DC: Well. the same is true of creature actors. Who did you have playing your Bigfoot, and how did you cast him?
ES: I’ve got two or three movies that had people in suits, or people in complete body makeup. And they’re definitely a different breed of human being.We had kind of a superstar of suit guys, his name is Brain Steele, and he’s about my height, he’s 6’7”, but he’s in really good shape. He’s played Bigfoot before; he was the Bigfoot in the ‘Harry and the Hendersons’ TV show. And he’s been dying to do a scary, serious Bigfoot. He was dying to play like a serious kind of creature. And he would send me videos of him running like Bigfoot… he was practicing how to walk and how to run, just different kinds of mannerisms and all that stuff. Then when I saw him for the first time in the suit, in the parking lot of the company that built the suit, which is Spectral Motion in L.A., we were all just amazed by it. Not only by the suit, but also just by Brian’s ability to kind of become a creature. And there’s some shots with him that I got of him just foraging off the ground, like picking up little things and pretending to eat them. And not only did the hands look really good, but just him putting things in his mouth. It was just amazing… I always wanted the creature to be in a suit. I didn’t want it to be CG; I wanted it to be there for the actors.

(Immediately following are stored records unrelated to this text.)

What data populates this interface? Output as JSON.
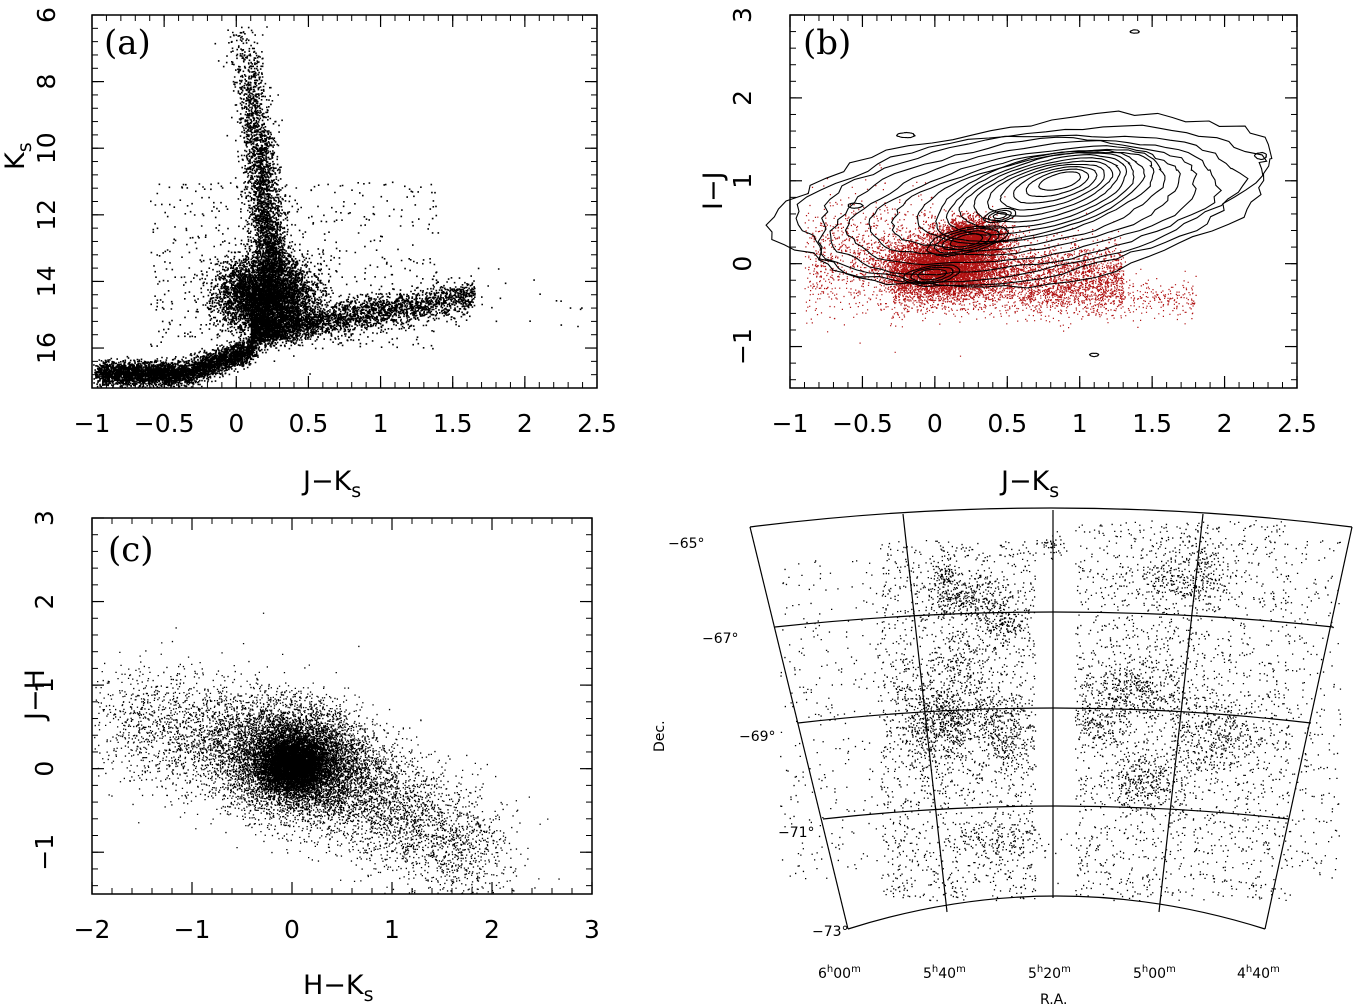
{
  "chart_data": [
    {
      "type": "scatter",
      "panel_label": "(a)",
      "xlabel": "J−K",
      "xlabel_sub": "s",
      "ylabel": "K",
      "ylabel_sub": "s",
      "xlim": [
        -1,
        2.5
      ],
      "ylim": [
        17.2,
        6
      ],
      "y_inverted": true,
      "xticks": [
        -1,
        -0.5,
        0,
        0.5,
        1,
        1.5,
        2,
        2.5
      ],
      "xticklabels": [
        "−1",
        "−0.5",
        "0",
        "0.5",
        "1",
        "1.5",
        "2",
        "2.5"
      ],
      "yticks": [
        6,
        8,
        10,
        12,
        14,
        16
      ],
      "yticklabels": [
        "6",
        "8",
        "10",
        "12",
        "14",
        "16"
      ],
      "grid": false,
      "point_color": "#000000",
      "clusters": [
        {
          "name": "red-giant-branch plume",
          "x": [
            0.05,
            0.15,
            0.2,
            0.25,
            0.25
          ],
          "y": [
            6.5,
            8.5,
            10,
            12,
            13.5
          ],
          "density": "medium"
        },
        {
          "name": "red clump",
          "x": [
            0.1,
            0.4
          ],
          "y": [
            14,
            14.6
          ],
          "density": "high"
        },
        {
          "name": "main-sequence sequence",
          "x": [
            -0.9,
            -0.5,
            0
          ],
          "y": [
            16.8,
            16.7,
            15.5
          ],
          "density": "high"
        },
        {
          "name": "red tail",
          "x": [
            0.5,
            1.0,
            1.6
          ],
          "y": [
            15.4,
            15.1,
            14.4
          ],
          "density": "low"
        }
      ]
    },
    {
      "type": "scatter",
      "panel_label": "(b)",
      "xlabel": "J−K",
      "xlabel_sub": "s",
      "ylabel": "I−J",
      "xlim": [
        -1,
        2.5
      ],
      "ylim": [
        -1.5,
        3
      ],
      "xticks": [
        -1,
        -0.5,
        0,
        0.5,
        1,
        1.5,
        2,
        2.5
      ],
      "xticklabels": [
        "−1",
        "−0.5",
        "0",
        "0.5",
        "1",
        "1.5",
        "2",
        "2.5"
      ],
      "yticks": [
        -1,
        0,
        1,
        2,
        3
      ],
      "yticklabels": [
        "−1",
        "0",
        "1",
        "2",
        "3"
      ],
      "grid": false,
      "point_color": "#b01010",
      "contour_color": "#000000",
      "contour_peaks": [
        {
          "x": 0.9,
          "y": 1.05
        },
        {
          "x": 0.45,
          "y": 0.6
        },
        {
          "x": 0.2,
          "y": 0.3
        },
        {
          "x": -0.05,
          "y": -0.15
        }
      ],
      "red_points_center": {
        "x": 0.05,
        "y": 0.0
      }
    },
    {
      "type": "scatter",
      "panel_label": "(c)",
      "xlabel": "H−K",
      "xlabel_sub": "s",
      "ylabel": "J−H",
      "xlim": [
        -2,
        3
      ],
      "ylim": [
        -1.5,
        3
      ],
      "xticks": [
        -2,
        -1,
        0,
        1,
        2,
        3
      ],
      "xticklabels": [
        "−2",
        "−1",
        "0",
        "1",
        "2",
        "3"
      ],
      "yticks": [
        -1,
        0,
        1,
        2,
        3
      ],
      "yticklabels": [
        "−1",
        "0",
        "1",
        "2",
        "3"
      ],
      "grid": false,
      "point_color": "#000000",
      "core": {
        "x": 0.0,
        "y": 0.05
      }
    },
    {
      "type": "scatter",
      "panel_label": "",
      "xlabel": "R.A.",
      "ylabel": "Dec.",
      "ra_labels": [
        {
          "h": "6",
          "hs": "h",
          "m": "00",
          "ms": "m"
        },
        {
          "h": "5",
          "hs": "h",
          "m": "40",
          "ms": "m"
        },
        {
          "h": "5",
          "hs": "h",
          "m": "20",
          "ms": "m"
        },
        {
          "h": "5",
          "hs": "h",
          "m": "00",
          "ms": "m"
        },
        {
          "h": "4",
          "hs": "h",
          "m": "40",
          "ms": "m"
        }
      ],
      "dec_labels": [
        "−65°",
        "−67°",
        "−69°",
        "−71°",
        "−73°"
      ],
      "grid": true,
      "point_color": "#000000"
    }
  ]
}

Exists will be arriving on various VOD platforms and in limited theaters on October 24th.
In Bigfoot’s bold return to the big screen, five friends on a camping weekend in the remote woods of East Texas struggle to survive against a legendary predator that is stronger, smarter, and more terrifying than anything they would have ever believed exists.

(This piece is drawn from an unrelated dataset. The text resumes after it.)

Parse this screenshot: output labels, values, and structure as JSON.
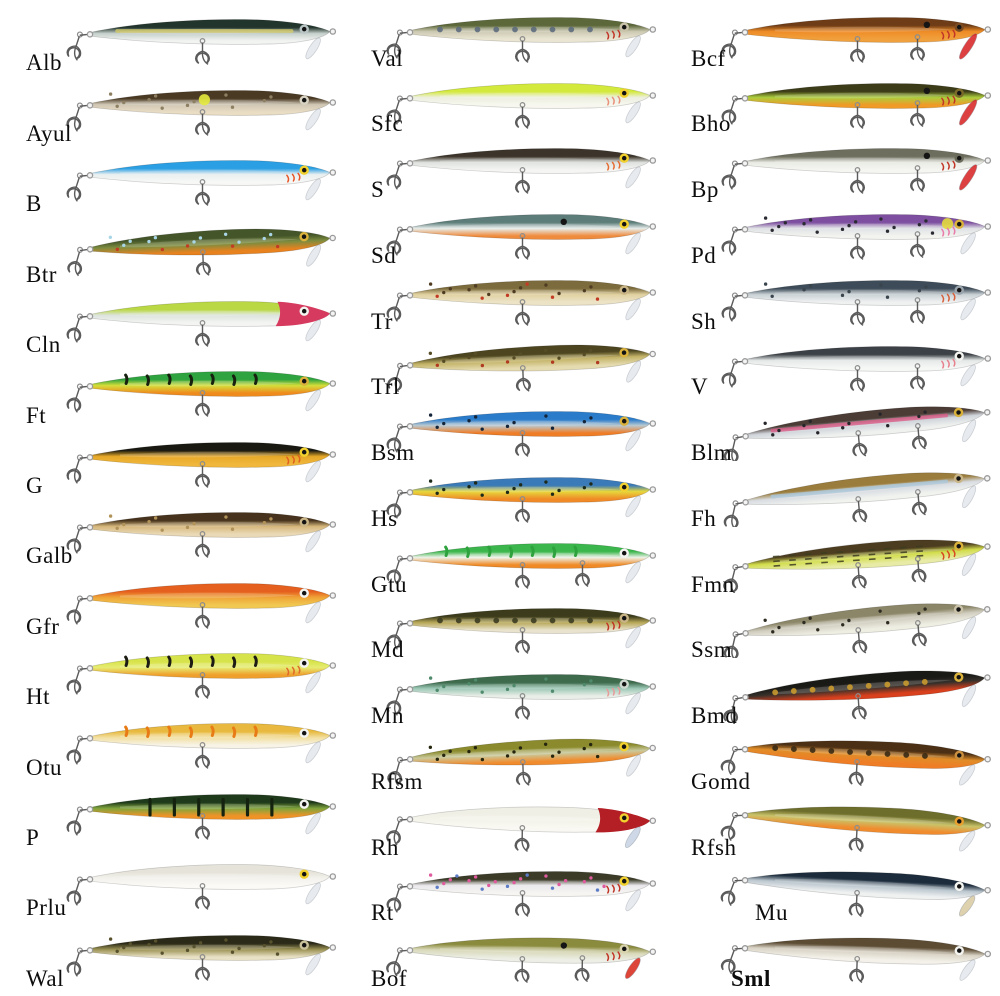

The film stars Chris Osborn, Dora Madison Burge, Roger Edwards, Samuel Davis, Denise Williamson, and Brian Steele and is produced by Jane Fleming, Mark Ordesky, Robin Cowie, and J. Andrew Jenkins. Exists, written by Jamie Nash, is executive produced by George Waud, D. Todd Shepherd, Gregg Hale, and Reed Frerichs, and the Sasquatch creature was designed by Spectral Motion.

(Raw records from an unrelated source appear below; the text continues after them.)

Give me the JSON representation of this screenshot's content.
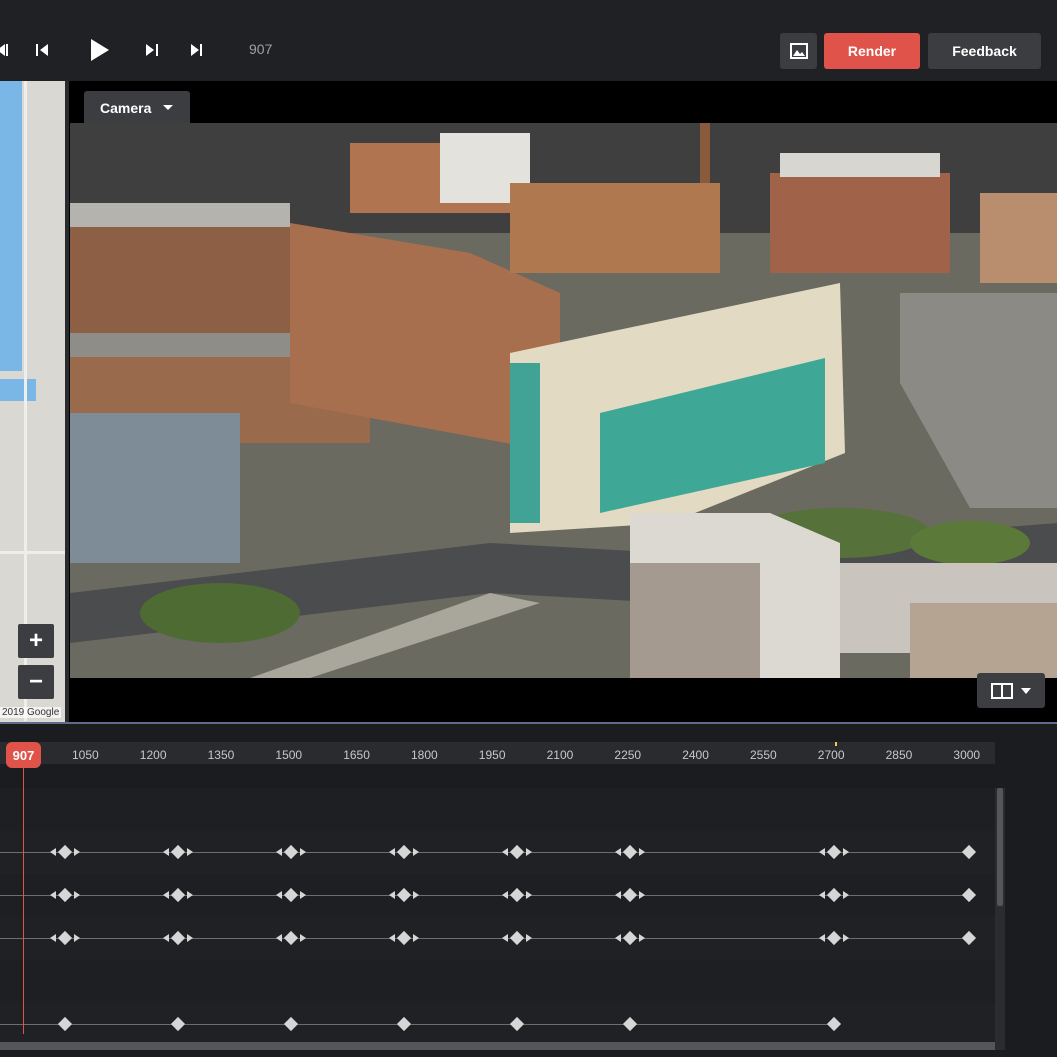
{
  "toolbar": {
    "frame_counter": "907",
    "render_label": "Render",
    "feedback_label": "Feedback",
    "accent_color": "#e0534a"
  },
  "map": {
    "zoom_in": "+",
    "zoom_out": "−",
    "attribution": "2019 Google"
  },
  "viewport": {
    "camera_label": "Camera"
  },
  "timeline": {
    "current_frame": "907",
    "ticks": [
      "1050",
      "1200",
      "1350",
      "1500",
      "1650",
      "1800",
      "1950",
      "2100",
      "2250",
      "2400",
      "2550",
      "2700",
      "2850",
      "3000"
    ]
  }
}
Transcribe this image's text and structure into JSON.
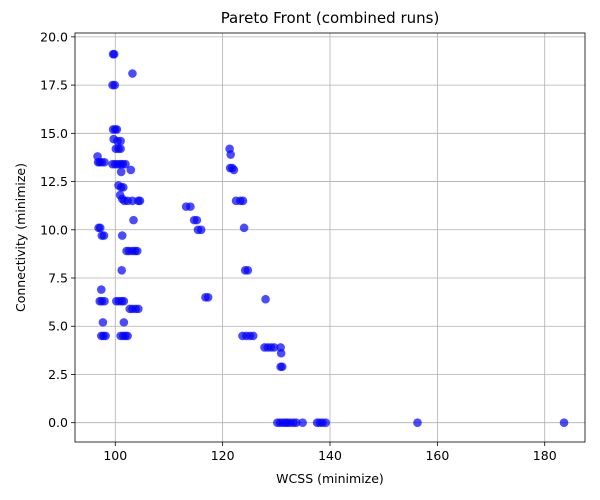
{
  "chart_data": {
    "type": "scatter",
    "title": "Pareto Front (combined runs)",
    "xlabel": "WCSS (minimize)",
    "ylabel": "Connectivity (minimize)",
    "xlim": [
      92.5,
      187.5
    ],
    "ylim": [
      -1.0,
      20.2
    ],
    "xticks": [
      100,
      120,
      140,
      160,
      180
    ],
    "yticks": [
      0.0,
      2.5,
      5.0,
      7.5,
      10.0,
      12.5,
      15.0,
      17.5,
      20.0
    ],
    "xtick_labels": [
      "100",
      "120",
      "140",
      "160",
      "180"
    ],
    "ytick_labels": [
      "0.0",
      "2.5",
      "5.0",
      "7.5",
      "10.0",
      "12.5",
      "15.0",
      "17.5",
      "20.0"
    ],
    "grid": true,
    "marker_color": "#0000ff",
    "marker_alpha": 0.7,
    "points": [
      [
        99.8,
        19.1
      ],
      [
        99.6,
        19.1
      ],
      [
        103.2,
        18.1
      ],
      [
        99.5,
        17.5
      ],
      [
        99.9,
        17.5
      ],
      [
        99.6,
        15.2
      ],
      [
        100.0,
        15.2
      ],
      [
        100.3,
        15.2
      ],
      [
        99.7,
        14.7
      ],
      [
        100.4,
        14.6
      ],
      [
        101.0,
        14.6
      ],
      [
        100.1,
        14.2
      ],
      [
        100.6,
        14.2
      ],
      [
        101.0,
        14.2
      ],
      [
        96.7,
        13.8
      ],
      [
        96.8,
        13.5
      ],
      [
        97.1,
        13.5
      ],
      [
        97.5,
        13.5
      ],
      [
        98.0,
        13.5
      ],
      [
        99.5,
        13.4
      ],
      [
        100.0,
        13.4
      ],
      [
        100.5,
        13.4
      ],
      [
        101.0,
        13.4
      ],
      [
        101.4,
        13.4
      ],
      [
        101.9,
        13.4
      ],
      [
        102.9,
        13.1
      ],
      [
        101.1,
        13.0
      ],
      [
        100.6,
        12.3
      ],
      [
        101.1,
        12.2
      ],
      [
        101.5,
        12.2
      ],
      [
        100.9,
        11.8
      ],
      [
        101.3,
        11.6
      ],
      [
        101.7,
        11.5
      ],
      [
        102.3,
        11.5
      ],
      [
        103.2,
        11.5
      ],
      [
        104.3,
        11.5
      ],
      [
        104.6,
        11.5
      ],
      [
        103.4,
        10.5
      ],
      [
        96.9,
        10.1
      ],
      [
        97.2,
        10.1
      ],
      [
        97.5,
        9.7
      ],
      [
        97.9,
        9.7
      ],
      [
        101.3,
        9.7
      ],
      [
        102.1,
        8.9
      ],
      [
        102.6,
        8.9
      ],
      [
        103.2,
        8.9
      ],
      [
        103.7,
        8.9
      ],
      [
        104.1,
        8.9
      ],
      [
        101.2,
        7.9
      ],
      [
        97.4,
        6.9
      ],
      [
        97.1,
        6.3
      ],
      [
        97.5,
        6.3
      ],
      [
        98.0,
        6.3
      ],
      [
        100.2,
        6.3
      ],
      [
        100.7,
        6.3
      ],
      [
        101.2,
        6.3
      ],
      [
        101.6,
        6.3
      ],
      [
        102.7,
        5.9
      ],
      [
        103.2,
        5.9
      ],
      [
        103.8,
        5.9
      ],
      [
        104.3,
        5.9
      ],
      [
        97.7,
        5.2
      ],
      [
        101.6,
        5.2
      ],
      [
        97.4,
        4.5
      ],
      [
        97.8,
        4.5
      ],
      [
        98.2,
        4.5
      ],
      [
        101.0,
        4.5
      ],
      [
        101.5,
        4.5
      ],
      [
        101.9,
        4.5
      ],
      [
        102.3,
        4.5
      ],
      [
        121.3,
        14.2
      ],
      [
        121.5,
        13.9
      ],
      [
        121.4,
        13.2
      ],
      [
        121.8,
        13.2
      ],
      [
        122.1,
        13.1
      ],
      [
        122.5,
        11.5
      ],
      [
        123.3,
        11.5
      ],
      [
        123.8,
        11.5
      ],
      [
        124.0,
        10.1
      ],
      [
        124.2,
        7.9
      ],
      [
        124.7,
        7.9
      ],
      [
        113.2,
        11.2
      ],
      [
        114.0,
        11.2
      ],
      [
        114.7,
        10.5
      ],
      [
        115.2,
        10.5
      ],
      [
        115.4,
        10.0
      ],
      [
        116.0,
        10.0
      ],
      [
        116.8,
        6.5
      ],
      [
        117.3,
        6.5
      ],
      [
        123.7,
        4.5
      ],
      [
        124.4,
        4.5
      ],
      [
        125.1,
        4.5
      ],
      [
        125.7,
        4.5
      ],
      [
        128.0,
        6.4
      ],
      [
        127.8,
        3.9
      ],
      [
        128.4,
        3.9
      ],
      [
        129.0,
        3.9
      ],
      [
        129.6,
        3.9
      ],
      [
        130.8,
        3.9
      ],
      [
        130.9,
        3.6
      ],
      [
        130.8,
        2.9
      ],
      [
        131.1,
        2.9
      ],
      [
        130.2,
        0.0
      ],
      [
        130.7,
        0.0
      ],
      [
        131.2,
        0.0
      ],
      [
        131.7,
        0.0
      ],
      [
        132.1,
        0.0
      ],
      [
        132.6,
        0.0
      ],
      [
        133.2,
        0.0
      ],
      [
        133.7,
        0.0
      ],
      [
        134.9,
        0.0
      ],
      [
        137.6,
        0.0
      ],
      [
        138.1,
        0.0
      ],
      [
        138.6,
        0.0
      ],
      [
        139.2,
        0.0
      ],
      [
        156.3,
        0.0
      ],
      [
        183.6,
        0.0
      ]
    ]
  }
}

For five friends, it was a chance for a summer getaway— a weekend of camping in the Texas Big Thicket. But visions of a carefree vacation are shattered with an accident on a dark and desolate country road. In the wake of the accident, a bloodcurdling force of nature is unleashed—something not exactly human, but not completely animal— an urban legend come to terrifying life…and seeking murderous revenge.